The aneurysm-segmentation workflow was not fully automated. Although mass moment of inertia and product of inertia can be calculated automatically in commercial CAD software, isolating the aneurysm from the parent artery was performed manually by experienced clinicians, introducing potential operator-dependent variability. Currently, several studies have been conducted to develop an artificial intelligence-based segmentation, which offer promising solutions to reduce such variability.

An age-old limitation in rupture risk studies is the inability to determine the exact morphology of aneurysms immediately prior to rupture. While it would be more meaningful to include aneurysms in the cohort of rupture as ‘ruptured cases’, there is currently no reliable method to predict imminent rupture. Ethical constraints also prevent delaying treatment purely for observational purposes, making it difficult to collect sufficient longitudinal data. As a result, all ruptured aneurysms, including those used in this study, were obtained post-rupture, which may compromise the accuracy of aneurysm morphology.

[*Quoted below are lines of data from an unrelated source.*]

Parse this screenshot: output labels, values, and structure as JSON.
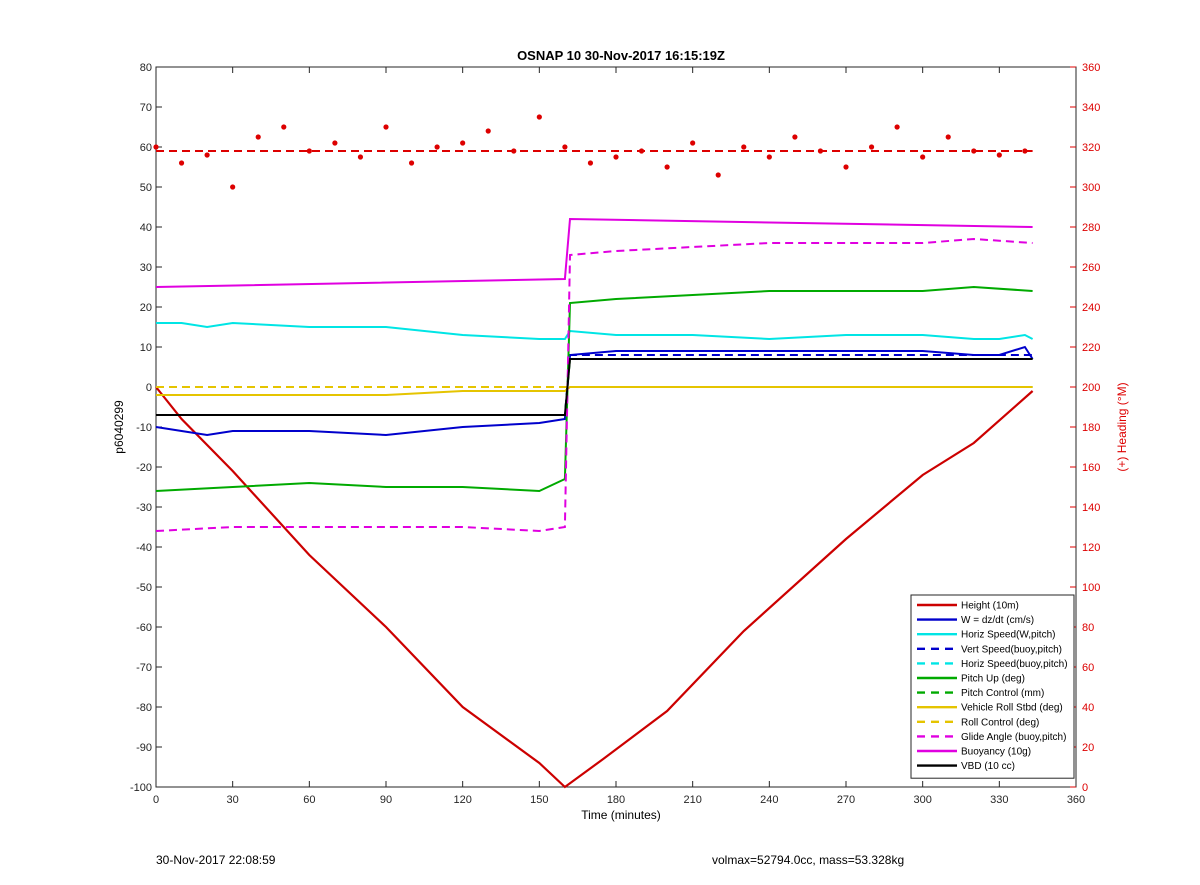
{
  "footer": {
    "left": "30-Nov-2017 22:08:59",
    "right": "volmax=52794.0cc, mass=53.328kg"
  },
  "chart_data": {
    "type": "line",
    "title": "OSNAP 10 30-Nov-2017 16:15:19Z",
    "xlabel": "Time (minutes)",
    "ylabel": "p6040299",
    "y2label": "(+) Heading (°M)",
    "xlim": [
      0,
      360
    ],
    "ylim": [
      -100,
      80
    ],
    "y2lim": [
      0,
      360
    ],
    "xticks": [
      0,
      30,
      60,
      90,
      120,
      150,
      180,
      210,
      240,
      270,
      300,
      330,
      360
    ],
    "yticks": [
      -100,
      -90,
      -80,
      -70,
      -60,
      -50,
      -40,
      -30,
      -20,
      -10,
      0,
      10,
      20,
      30,
      40,
      50,
      60,
      70,
      80
    ],
    "y2ticks": [
      0,
      20,
      40,
      60,
      80,
      100,
      120,
      140,
      160,
      180,
      200,
      220,
      240,
      260,
      280,
      300,
      320,
      340,
      360
    ],
    "legend_position": "bottom-right",
    "series": [
      {
        "name": "Height (10m)",
        "color": "#cc0000",
        "style": "solid",
        "x": [
          0,
          10,
          30,
          60,
          90,
          120,
          150,
          160,
          175,
          200,
          230,
          270,
          300,
          320,
          343
        ],
        "y": [
          0,
          -8,
          -21,
          -42,
          -60,
          -80,
          -94,
          -100,
          -93,
          -81,
          -61,
          -38,
          -22,
          -14,
          -1
        ]
      },
      {
        "name": "W = dz/dt (cm/s)",
        "color": "#0000cc",
        "style": "solid",
        "x": [
          0,
          10,
          20,
          30,
          60,
          90,
          120,
          150,
          160,
          162,
          180,
          210,
          240,
          270,
          300,
          320,
          330,
          340,
          343
        ],
        "y": [
          -10,
          -11,
          -12,
          -11,
          -11,
          -12,
          -10,
          -9,
          -8,
          8,
          9,
          9,
          9,
          9,
          9,
          8,
          8,
          10,
          7
        ]
      },
      {
        "name": "Horiz Speed(W,pitch)",
        "color": "#00e5e5",
        "style": "solid",
        "x": [
          0,
          10,
          20,
          30,
          60,
          90,
          120,
          150,
          160,
          162,
          180,
          210,
          240,
          270,
          300,
          320,
          330,
          340,
          343
        ],
        "y": [
          16,
          16,
          15,
          16,
          15,
          15,
          13,
          12,
          12,
          14,
          13,
          13,
          12,
          13,
          13,
          12,
          12,
          13,
          12
        ]
      },
      {
        "name": "Vert Speed(buoy,pitch)",
        "color": "#0000cc",
        "style": "dashed",
        "x": [
          0,
          160,
          162,
          343
        ],
        "y": [
          -7,
          -7,
          8,
          8
        ]
      },
      {
        "name": "Horiz Speed(buoy,pitch)",
        "color": "#00e5e5",
        "style": "dashed",
        "x": [
          0,
          160,
          162,
          343
        ],
        "y": [
          0,
          0,
          0,
          0
        ]
      },
      {
        "name": "Pitch Up (deg)",
        "color": "#00aa00",
        "style": "solid",
        "x": [
          0,
          30,
          60,
          90,
          120,
          150,
          160,
          162,
          180,
          210,
          240,
          270,
          300,
          320,
          343
        ],
        "y": [
          -26,
          -25,
          -24,
          -25,
          -25,
          -26,
          -23,
          21,
          22,
          23,
          24,
          24,
          24,
          25,
          24
        ]
      },
      {
        "name": "Pitch Control (mm)",
        "color": "#00aa00",
        "style": "dashed",
        "x": [
          0,
          160,
          162,
          343
        ],
        "y": [
          -7,
          -7,
          7,
          7
        ]
      },
      {
        "name": "Vehicle Roll Stbd (deg)",
        "color": "#e5c400",
        "style": "solid",
        "x": [
          0,
          30,
          60,
          90,
          120,
          150,
          160,
          162,
          180,
          210,
          240,
          270,
          300,
          330,
          343
        ],
        "y": [
          -2,
          -2,
          -2,
          -2,
          -1,
          -1,
          -1,
          0,
          0,
          0,
          0,
          0,
          0,
          0,
          0
        ]
      },
      {
        "name": "Roll Control (deg)",
        "color": "#e5c400",
        "style": "dashed",
        "x": [
          0,
          160,
          162,
          343
        ],
        "y": [
          0,
          0,
          0,
          0
        ]
      },
      {
        "name": "Glide Angle (buoy,pitch)",
        "color": "#e000e0",
        "style": "dashed",
        "x": [
          0,
          30,
          60,
          90,
          120,
          150,
          160,
          162,
          180,
          210,
          240,
          270,
          300,
          320,
          343
        ],
        "y": [
          -36,
          -35,
          -35,
          -35,
          -35,
          -36,
          -35,
          33,
          34,
          35,
          36,
          36,
          36,
          37,
          36
        ]
      },
      {
        "name": "Buoyancy (10g)",
        "color": "#e000e0",
        "style": "solid",
        "x": [
          0,
          160,
          162,
          343
        ],
        "y": [
          25,
          27,
          42,
          40
        ]
      },
      {
        "name": "VBD (10 cc)",
        "color": "#000000",
        "style": "solid",
        "x": [
          0,
          160,
          162,
          343
        ],
        "y": [
          -7,
          -7,
          7,
          7
        ]
      },
      {
        "name": "Heading",
        "color": "#dd0000",
        "style": "points",
        "axis": "right",
        "legend": false,
        "x": [
          0,
          10,
          20,
          30,
          40,
          50,
          60,
          70,
          80,
          90,
          100,
          110,
          120,
          130,
          140,
          150,
          160,
          170,
          180,
          190,
          200,
          210,
          220,
          230,
          240,
          250,
          260,
          270,
          280,
          290,
          300,
          310,
          320,
          330,
          340
        ],
        "y": [
          320,
          312,
          316,
          300,
          325,
          330,
          318,
          322,
          315,
          330,
          312,
          320,
          322,
          328,
          318,
          335,
          320,
          312,
          315,
          318,
          310,
          322,
          306,
          320,
          315,
          325,
          318,
          310,
          320,
          330,
          315,
          325,
          318,
          316,
          318
        ]
      },
      {
        "name": "Heading mean",
        "color": "#dd0000",
        "style": "dashed",
        "axis": "right",
        "legend": false,
        "x": [
          0,
          343
        ],
        "y": [
          318,
          318
        ]
      }
    ]
  }
}
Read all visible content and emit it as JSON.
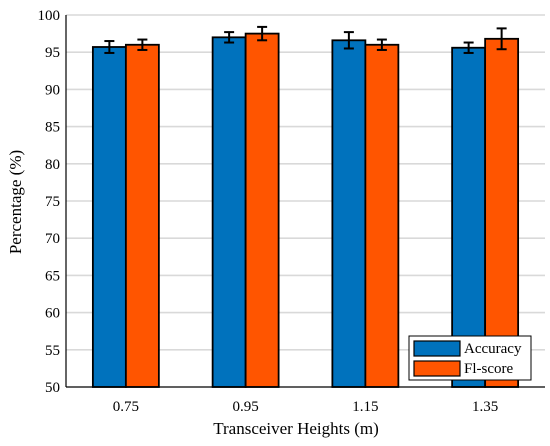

To minimize discrepancies between pre- and post-rupture shapes, ruptured aneurysms were carefully selected by experienced clinicians. Furthermore, in 8 out of 83 ruptured cases, pseudo-sacs, representing blood leakage post-rupture, were removed to restore an approximation of the original aneurysm shape (Supplementary Figure S9). While an angiographic study has reported that aneurysm morphology remains largely unchanged after rupture,22 its limited sample size hinders the generalizability of this finding. Therefore, it is possible that the geometries used in this study may not fully represent the true pre-rupture state. Given these limitations, future prospective studies, ideally involving multi-institutional collaboration, are essential to capture pre- to post-rupture morphological changes and to improve the accuracy of rupture risk prediction models.

Conclusion

We newly introduced the NMIs based on the normalised mass moment of inertia to evaluate aneurysm morphologies such as the aneurysm size and irregularity. The NMIs effectively described aneurysm irregularities that could not be evaluated using conventional morphological parameters. When the rupture risk prediction performance of the NMIs was examined using ANN models, it showed considerable performance improvement. Consequently, the NMIs can quantitatively evaluate aneurysm irregularities.